((PKG)) HARBOR CLEANUP
((Banner: Collecting the Trash))
((Reporter/Camera: Martin Secrest, Philip Alexiou))
((Map: United States / Baltimore, Maryland))
((Banner: In 2014, the Inner Harbor Water Wheel, the first of its kind, began operation at Baltimore, Maryland. It has already collected 680,000 kg. of trash))
((John Kellett, Inventor, Trash Wheel))
“So, I worked on Baltimore Harbor for 20 years, and Baltimore Harbor is a beautiful harbor. But one of the big things that people would notice, one of the first impressions they would have, would be the amount of trash that’s in the water. And most of that trash comes from the trash that’s on the land.
((Courtesy: Conway Bristow))
When it rains, all that trash gets washed off the city streets and off anywhere that it is, and gets washed down into the storm drains, or into the small creeks, and then into the river. And it comes out primarily here from the Jones Falls River.
((NATS))
((John Kellett, Inventor, Trash Wheel))
The water wheel provides the mechanical power to power the conveyer and the rakes that we have out here. The rakes push the trash up onto the conveyer, then the conveyer lifts it from the water, dumps it into a dumpster, and then we can keep cycling dumpsters through. We’ve taken out as many as 12 dumpsters in one day after a hard rain, and that added up to about 40 tons of trash.”
((NATS))
((John Kellett, Inventor, Trash Wheel))
So the water wheel powers the machine. When we have a hard rain, we get a lot of flow, and the flow pushes and turns the wheel around. A lot of the time though we don’t have a lot of flow, so what we found is that we needed to supplement that water current. And so what we did is we put solar panels, and the solar panels charge batteries, and the batteries power pumps. And all the pumps do is pump water out of the river and dump it into the buckets of the wheel. And so it’s still working as a water wheel, and it’s still providing all the power for the machine, but it’s being augmented by solar energy. So, we use hydro and solar to turn that water wheel.
((Adam Lindquist, Director, Healthy Harbor Initiative))

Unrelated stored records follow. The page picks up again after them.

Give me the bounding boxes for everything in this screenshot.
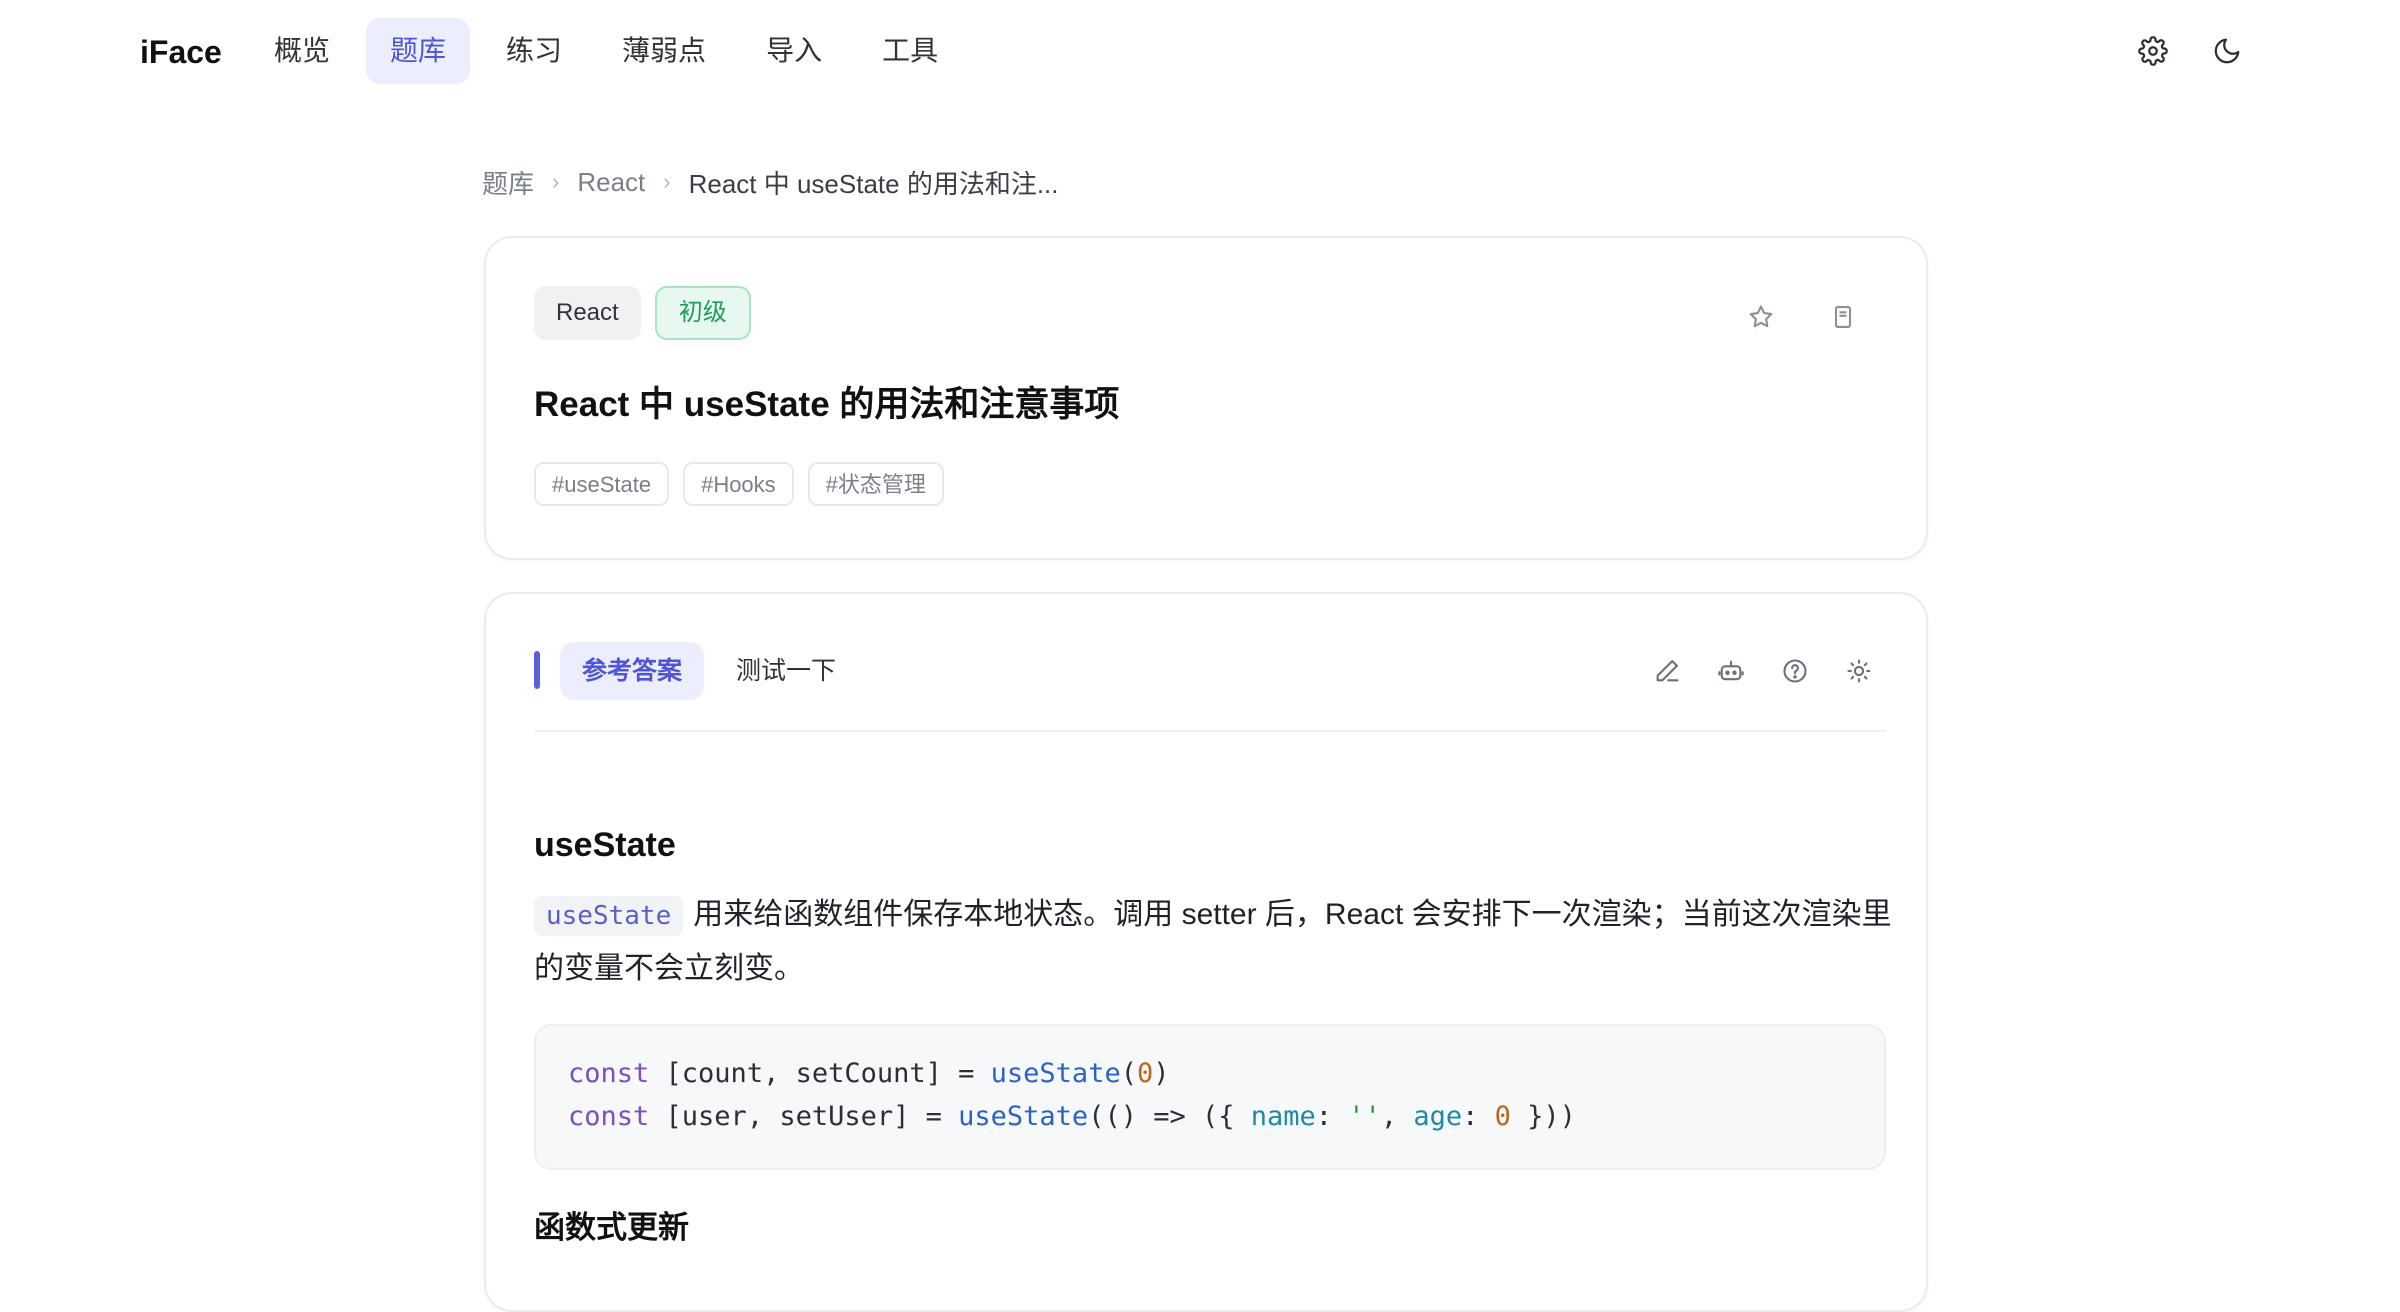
question-chips: React 初级	[534, 286, 751, 340]
breadcrumb: 题库 › React › React 中 useState 的用法和注...	[482, 160, 1059, 204]
answer-card: 参考答案 测试一下 useState useState 用来给函数组件保存本地状…	[484, 592, 1928, 1312]
tag-item[interactable]: #Hooks	[683, 462, 794, 506]
help-circle-icon[interactable]	[1772, 648, 1818, 694]
code-line: const [user, setUser] = useState(() => (…	[568, 1101, 1576, 1132]
tag-item[interactable]: #useState	[534, 462, 670, 506]
nav-item-question-bank[interactable]: 题库	[366, 18, 471, 84]
paragraph-text: 用来给函数组件保存本地状态。调用 setter 后，React 会安排下一次渲染…	[534, 898, 1892, 985]
chevron-right-icon: ›	[663, 169, 671, 194]
answer-tabs: 参考答案 测试一下	[560, 642, 858, 700]
nav-item-tools[interactable]: 工具	[858, 18, 962, 84]
question-title: React 中 useState 的用法和注意事项	[534, 385, 1120, 424]
tab-test[interactable]: 测试一下	[714, 642, 858, 700]
star-icon[interactable]	[1738, 294, 1784, 340]
pencil-icon[interactable]	[1644, 648, 1690, 694]
bookmark-icon[interactable]	[1820, 294, 1866, 340]
category-badge: React	[534, 286, 641, 340]
difficulty-badge: 初级	[654, 286, 751, 340]
moon-icon[interactable]	[2204, 28, 2250, 74]
breadcrumb-item-question-bank[interactable]: 题库	[482, 164, 534, 201]
nav-item-overview[interactable]: 概览	[250, 18, 354, 84]
accent-bar	[534, 651, 540, 689]
gear-icon[interactable]	[2130, 28, 2176, 74]
answer-subheading: 函数式更新	[534, 1210, 689, 1245]
nav-item-import[interactable]: 导入	[742, 18, 846, 84]
question-actions	[1738, 294, 1866, 340]
code-block: const [count, setCount] = useState(0) con…	[534, 1024, 1886, 1170]
inline-code: useState	[534, 896, 684, 936]
breadcrumb-item-category[interactable]: React	[577, 167, 645, 198]
question-tags: #useState #Hooks #状态管理	[534, 462, 944, 506]
question-header-card: React 初级 React 中 useState 的用法和注意事项 #useS…	[484, 236, 1928, 560]
code-line: const [count, setCount] = useState(0)	[568, 1058, 1170, 1089]
breadcrumb-item-current: React 中 useState 的用法和注...	[688, 168, 1059, 199]
nav-actions	[2130, 28, 2250, 74]
app-logo[interactable]: iFace	[140, 30, 222, 74]
tab-reference-answer[interactable]: 参考答案	[560, 642, 705, 700]
answer-paragraph: useState 用来给函数组件保存本地状态。调用 setter 后，React …	[534, 888, 1894, 996]
nav-item-practice[interactable]: 练习	[482, 18, 586, 84]
sun-icon[interactable]	[1836, 648, 1882, 694]
answer-toolbar: 参考答案 测试一下	[534, 642, 1886, 732]
top-navigation: iFace 概览 题库 练习 薄弱点 导入 工具	[0, 0, 2400, 104]
tag-item[interactable]: #状态管理	[807, 462, 944, 506]
nav-menu: 概览 题库 练习 薄弱点 导入 工具	[250, 18, 974, 84]
answer-actions	[1644, 648, 1882, 694]
answer-heading: useState	[534, 826, 676, 864]
chevron-right-icon: ›	[552, 169, 560, 194]
robot-icon[interactable]	[1708, 648, 1754, 694]
nav-item-weak-points[interactable]: 薄弱点	[598, 18, 730, 84]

“I mean, Mr. Trash Wheel, the technology is incredible. But incredibly, it’s also only half the story. The other half is the Mr. Trash Wheel marketing campaign. Mr. Trash Wheel has really become a mascot for the restoration of the Baltimore Harbor. And as this technology expands to new places, we really see it becoming a mascot for keeping plastics out of our oceans. Before we installed the trash wheel, after a big rain storm, trash would just cover the Inner Harbor. You would look out on the harbor and you could walk across the trash, and get from one side to the other, right? That never happens anymore, and that’s because of Mr. Trash Wheel.
((NATS))
((John Kellett, Inventor, Trash Wheel))
You know, we started this project to clean up the harbor, but we also found that this wheel has become a real inspiration to people and an educational opportunity. You know, it’s not every day where you have a piece of infrastructure, particularly dealing with trash, that people take pictures of, and they watch, and you know, has a million hits on YouTube, and things like that. But this trash wheel has been a real opportunity to inspire people to become part of the solution.